A operação foi conduzida pela Promotoria de Justiça Especializada Criminal de Porto Alegre, por meio da área de Combate aos Crimes contra a Ordem Tributária, e pelo Grupo de Atuação Especial de Combate ao Crime Organizado (Gaeco), com apoio da Brigada Militar.

Durante a ação, foram cumpridos mandados de busca e apreensão e medidas assecuratórias em Campo Bom e Sapiranga. Além da sonegação de ICMS, a investigação apura a ocorrência de fraudes fiscais estruturadas, lavagem de capitais, falsidade ideológica e ocultação de patrimônio.

Segundo o MPRS, os crimes teriam sido praticados por meio de pessoas físicas e jurídicas ligadas ao grupo econômico que também foi alvo da Operação Skat, deflagrada em janeiro. A nova etapa da investigação foi iniciada após a análise do material apreendido anteriormente e avança sobre outro núcleo de suspeitos.

A apuração é realizada em conjunto com a Receita Estadual e também investiga a possível utilização de empresas para movimentar recursos ilícitos e esconder bens e valores.

Operação Skat apurou prejuízo de R$ 38 milhões

A Operação Skat desarticulou um grupo criminoso suspeito de utilizar centenas de empresas noteiras para gerar créditos tributários indevidos e reduzir ilegalmente o valor do ICMS devido.

A estimativa é de que o esquema tenha causado prejuízo de pelo menos R$ 38 milhões aos cofres públicos estaduais.

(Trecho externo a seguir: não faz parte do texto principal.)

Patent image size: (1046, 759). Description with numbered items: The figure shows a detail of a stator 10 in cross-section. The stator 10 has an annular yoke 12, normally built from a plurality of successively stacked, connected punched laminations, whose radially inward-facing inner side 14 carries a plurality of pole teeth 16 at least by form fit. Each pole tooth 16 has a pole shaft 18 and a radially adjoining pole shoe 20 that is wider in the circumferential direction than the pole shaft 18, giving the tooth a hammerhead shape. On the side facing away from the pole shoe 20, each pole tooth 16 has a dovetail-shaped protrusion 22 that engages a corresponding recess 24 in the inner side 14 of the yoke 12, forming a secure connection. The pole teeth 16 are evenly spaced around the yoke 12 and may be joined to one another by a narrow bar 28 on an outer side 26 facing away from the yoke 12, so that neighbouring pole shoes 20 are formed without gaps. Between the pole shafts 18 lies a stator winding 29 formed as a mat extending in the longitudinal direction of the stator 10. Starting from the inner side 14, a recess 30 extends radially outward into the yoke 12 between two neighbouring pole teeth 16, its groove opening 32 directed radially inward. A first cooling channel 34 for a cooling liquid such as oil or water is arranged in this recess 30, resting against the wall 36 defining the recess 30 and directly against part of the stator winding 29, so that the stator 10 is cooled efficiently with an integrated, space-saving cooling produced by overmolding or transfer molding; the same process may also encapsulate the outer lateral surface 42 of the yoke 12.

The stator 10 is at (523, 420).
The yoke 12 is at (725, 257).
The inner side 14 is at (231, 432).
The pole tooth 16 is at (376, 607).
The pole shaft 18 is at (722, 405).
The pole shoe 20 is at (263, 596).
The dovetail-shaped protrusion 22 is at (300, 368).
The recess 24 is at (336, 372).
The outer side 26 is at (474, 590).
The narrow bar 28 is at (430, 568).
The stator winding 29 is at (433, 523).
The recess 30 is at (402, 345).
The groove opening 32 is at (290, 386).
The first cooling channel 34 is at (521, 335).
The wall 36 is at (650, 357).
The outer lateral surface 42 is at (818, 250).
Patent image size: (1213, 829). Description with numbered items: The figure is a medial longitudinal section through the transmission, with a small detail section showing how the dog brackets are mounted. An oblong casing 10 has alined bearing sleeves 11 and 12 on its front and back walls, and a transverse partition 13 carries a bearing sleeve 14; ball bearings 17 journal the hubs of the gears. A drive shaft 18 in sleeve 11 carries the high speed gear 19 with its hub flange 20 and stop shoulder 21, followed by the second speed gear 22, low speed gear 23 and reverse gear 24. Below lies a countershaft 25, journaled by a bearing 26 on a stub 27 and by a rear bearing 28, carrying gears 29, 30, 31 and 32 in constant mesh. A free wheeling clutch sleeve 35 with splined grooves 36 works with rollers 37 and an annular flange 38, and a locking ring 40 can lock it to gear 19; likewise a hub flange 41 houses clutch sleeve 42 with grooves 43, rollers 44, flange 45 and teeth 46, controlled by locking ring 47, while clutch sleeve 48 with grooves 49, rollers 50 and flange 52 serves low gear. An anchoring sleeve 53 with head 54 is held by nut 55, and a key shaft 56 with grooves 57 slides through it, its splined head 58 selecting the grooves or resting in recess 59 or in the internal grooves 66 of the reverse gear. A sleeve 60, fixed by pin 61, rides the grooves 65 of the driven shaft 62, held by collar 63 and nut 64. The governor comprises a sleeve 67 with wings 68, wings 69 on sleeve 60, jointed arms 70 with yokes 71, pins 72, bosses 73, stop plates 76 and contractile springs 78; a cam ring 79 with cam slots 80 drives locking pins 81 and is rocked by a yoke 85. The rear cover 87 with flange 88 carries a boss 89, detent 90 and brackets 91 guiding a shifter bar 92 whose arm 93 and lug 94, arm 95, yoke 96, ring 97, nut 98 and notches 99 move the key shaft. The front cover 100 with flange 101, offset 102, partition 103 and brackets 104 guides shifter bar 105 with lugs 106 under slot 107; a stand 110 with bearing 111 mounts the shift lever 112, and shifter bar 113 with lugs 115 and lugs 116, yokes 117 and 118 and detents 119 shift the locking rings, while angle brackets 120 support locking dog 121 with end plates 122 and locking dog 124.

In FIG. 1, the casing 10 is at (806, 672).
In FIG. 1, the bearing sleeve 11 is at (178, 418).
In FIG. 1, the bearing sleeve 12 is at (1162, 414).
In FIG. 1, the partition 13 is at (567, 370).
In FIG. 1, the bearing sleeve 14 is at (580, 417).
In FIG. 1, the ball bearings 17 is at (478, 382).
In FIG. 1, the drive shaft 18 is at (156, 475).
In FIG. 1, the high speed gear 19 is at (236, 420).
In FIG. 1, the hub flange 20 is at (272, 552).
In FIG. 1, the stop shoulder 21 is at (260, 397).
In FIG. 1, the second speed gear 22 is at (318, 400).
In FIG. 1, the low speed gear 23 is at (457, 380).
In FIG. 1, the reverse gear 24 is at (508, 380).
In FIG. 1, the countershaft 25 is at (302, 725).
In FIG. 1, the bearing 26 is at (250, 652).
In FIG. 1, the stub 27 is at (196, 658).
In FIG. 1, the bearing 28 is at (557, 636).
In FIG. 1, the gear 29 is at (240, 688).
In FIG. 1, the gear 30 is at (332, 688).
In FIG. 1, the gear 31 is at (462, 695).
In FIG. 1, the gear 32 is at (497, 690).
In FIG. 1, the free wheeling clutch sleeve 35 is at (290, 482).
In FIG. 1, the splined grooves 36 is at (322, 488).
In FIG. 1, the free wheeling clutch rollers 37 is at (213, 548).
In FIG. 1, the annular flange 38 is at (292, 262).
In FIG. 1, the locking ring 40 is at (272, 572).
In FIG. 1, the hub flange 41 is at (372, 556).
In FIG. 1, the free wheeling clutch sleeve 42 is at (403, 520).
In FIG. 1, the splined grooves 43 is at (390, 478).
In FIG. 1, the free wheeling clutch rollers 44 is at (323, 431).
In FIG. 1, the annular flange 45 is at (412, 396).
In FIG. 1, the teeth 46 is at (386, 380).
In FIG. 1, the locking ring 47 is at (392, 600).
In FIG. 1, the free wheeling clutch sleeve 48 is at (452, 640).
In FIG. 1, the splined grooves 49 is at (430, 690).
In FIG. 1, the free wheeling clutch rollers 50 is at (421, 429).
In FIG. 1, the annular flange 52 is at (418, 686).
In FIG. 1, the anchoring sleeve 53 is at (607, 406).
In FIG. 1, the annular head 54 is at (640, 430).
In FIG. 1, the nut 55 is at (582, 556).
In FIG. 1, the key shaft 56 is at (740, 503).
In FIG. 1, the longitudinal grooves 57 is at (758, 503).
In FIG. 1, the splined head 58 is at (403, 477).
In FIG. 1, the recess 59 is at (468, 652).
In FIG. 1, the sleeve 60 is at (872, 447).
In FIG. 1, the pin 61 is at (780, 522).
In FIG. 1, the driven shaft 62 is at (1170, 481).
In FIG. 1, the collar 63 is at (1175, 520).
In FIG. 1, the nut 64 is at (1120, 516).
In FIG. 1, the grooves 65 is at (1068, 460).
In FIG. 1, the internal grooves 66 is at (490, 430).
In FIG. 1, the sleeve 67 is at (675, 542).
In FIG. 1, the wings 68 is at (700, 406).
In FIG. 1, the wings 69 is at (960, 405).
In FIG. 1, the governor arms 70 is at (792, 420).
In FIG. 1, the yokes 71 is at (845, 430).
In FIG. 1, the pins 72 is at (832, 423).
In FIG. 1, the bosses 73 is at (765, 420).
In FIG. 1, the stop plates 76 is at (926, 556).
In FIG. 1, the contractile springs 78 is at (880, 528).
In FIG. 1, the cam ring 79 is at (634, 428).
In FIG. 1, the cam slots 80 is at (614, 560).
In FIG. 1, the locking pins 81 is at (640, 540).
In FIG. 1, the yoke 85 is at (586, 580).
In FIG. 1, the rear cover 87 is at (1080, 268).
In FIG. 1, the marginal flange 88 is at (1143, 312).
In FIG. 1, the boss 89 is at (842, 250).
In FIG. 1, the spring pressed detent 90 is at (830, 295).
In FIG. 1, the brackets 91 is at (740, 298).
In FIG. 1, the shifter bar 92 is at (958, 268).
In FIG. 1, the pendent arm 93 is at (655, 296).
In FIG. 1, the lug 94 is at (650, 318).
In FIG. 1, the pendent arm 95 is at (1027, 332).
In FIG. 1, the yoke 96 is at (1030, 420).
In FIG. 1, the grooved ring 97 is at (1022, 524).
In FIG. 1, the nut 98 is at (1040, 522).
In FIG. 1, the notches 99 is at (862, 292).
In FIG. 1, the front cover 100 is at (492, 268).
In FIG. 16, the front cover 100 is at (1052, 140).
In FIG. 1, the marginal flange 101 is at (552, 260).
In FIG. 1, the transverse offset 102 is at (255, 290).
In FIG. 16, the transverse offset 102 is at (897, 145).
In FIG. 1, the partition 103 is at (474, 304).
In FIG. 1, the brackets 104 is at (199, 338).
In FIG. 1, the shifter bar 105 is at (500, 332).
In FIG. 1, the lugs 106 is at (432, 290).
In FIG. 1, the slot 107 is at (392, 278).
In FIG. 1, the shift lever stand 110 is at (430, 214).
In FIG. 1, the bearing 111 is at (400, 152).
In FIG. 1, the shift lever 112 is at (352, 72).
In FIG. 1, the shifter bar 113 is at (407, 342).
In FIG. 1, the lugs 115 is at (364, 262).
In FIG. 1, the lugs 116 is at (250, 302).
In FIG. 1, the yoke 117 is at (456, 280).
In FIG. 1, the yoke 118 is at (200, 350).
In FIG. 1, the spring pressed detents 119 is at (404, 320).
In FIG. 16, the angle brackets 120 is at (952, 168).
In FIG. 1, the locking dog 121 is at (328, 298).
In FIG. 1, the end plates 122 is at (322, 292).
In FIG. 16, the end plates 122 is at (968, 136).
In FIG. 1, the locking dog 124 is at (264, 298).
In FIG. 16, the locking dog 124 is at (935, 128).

Conforme a investigação, o imposto sonegado é normalmente incluído no preço pago pelo consumidor, cabendo à empresa apenas repassá-lo ao Estado. Ao reter esses valores, as empresas envolvidas obtêm vantagem competitiva indevida, prejudicam concorrentes que recolhem regularmente seus tributos e afetam o financiamento de serviços públicos essenciais.

As medidas assecuratórias determinadas pela Justiça incluem bloqueios e restrições patrimoniais destinados a garantir a reparação dos danos, o pagamento de multas e a preservação de bens para uma eventual condenação.